There exists an experimental asymmetric backdoor in RSA key generation. This OpenSSL RSA backdoor was designed by Young and Yung, utilizes a twisted pair of elliptic curves, and has been made available.
[edit] Reflections on Trusting Trust
Ken Thompson's Reflections on Trusting Trust[5] was the first major paper to describe black box backdoor issues, and points out that trust is relative. It described a very clever backdoor mechanism based upon the fact that people only review source (human-written) code, and not compiled machine code. A program called a compiler is used to create the second from the first, and the compiler is usually trusted to do an honest job.Thompson's paper described a modified version of the Unix C compiler that would:
- Put an invisible backdoor in the Unix login command when it noticed that the login program was being compiled, and as a twist
- Also add this feature undetectably to future compiler versions upon their compilation as well.

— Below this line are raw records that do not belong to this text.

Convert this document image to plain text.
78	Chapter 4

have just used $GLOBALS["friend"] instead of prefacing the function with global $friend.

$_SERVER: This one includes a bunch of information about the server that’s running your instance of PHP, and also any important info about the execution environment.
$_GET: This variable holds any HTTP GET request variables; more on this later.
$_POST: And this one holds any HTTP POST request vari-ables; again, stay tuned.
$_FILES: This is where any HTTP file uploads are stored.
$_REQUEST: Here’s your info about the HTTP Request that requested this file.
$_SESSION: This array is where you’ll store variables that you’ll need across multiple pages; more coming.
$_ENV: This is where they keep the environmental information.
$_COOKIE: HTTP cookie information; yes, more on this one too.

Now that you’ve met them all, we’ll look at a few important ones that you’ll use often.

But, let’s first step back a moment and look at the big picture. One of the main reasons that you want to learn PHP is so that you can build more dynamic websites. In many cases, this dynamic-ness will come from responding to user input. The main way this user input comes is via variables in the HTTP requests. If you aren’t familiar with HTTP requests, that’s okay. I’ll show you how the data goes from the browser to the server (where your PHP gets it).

This attack was recently (August 2009) discovered by Sophos labs: The W32/Induc-A virus infected the program compiler for Delphi, a Windows programming language. The virus introduced its own code to the compilation of new Delphi programs, allowing it to infect and propagate to many systems, without the knowledge of the software programmer. An attack that propagates by building its own Trojan Horse can be especially hard to discover. It is believed that the Induc-A virus had been propagating for at least a year before it was discovered.[7]
Once a system has been compromised with a backdoor or Trojan horse, such as the Trusting Trust compiler, it is very hard for the "rightful" user to regain control of the system. However, several practical weaknesses in the Trusting Trust scheme have been suggested. For example, a sufficiently motivated user could painstakingly review the machine code of the untrusted compiler before using it. As mentioned above, there are ways to hide the trojan horse, such as subverting the disassembler; but there are ways to counter that defense, too, such as writing your own disassembler from scratch, so the infected compiler won't recognize it. However, such proposals are generally impractical. If a user had a serious concern that the compiler was compromised, they would be better off avoiding using it altogether rather than reviewing the binary in detail using only tools that have been verified to be untainted. A user that did not have serious concerns that the compiler was compromised could not be practically expected to undertake the vast amount of work required.
David A. Wheeler has proposed a counter to this attack using an approach he calls "diverse double-compiling", which uses techniques adapted from compiler bootstrapping. This involves re-compiling the source of the compiler through another independently-written and generated "trusted" compiler, and then using the binary generated from this to recompile the original compiler again, and then comparing the binary generated from this second compilation with that generated from using the original compiler to recompile itself directly.[8]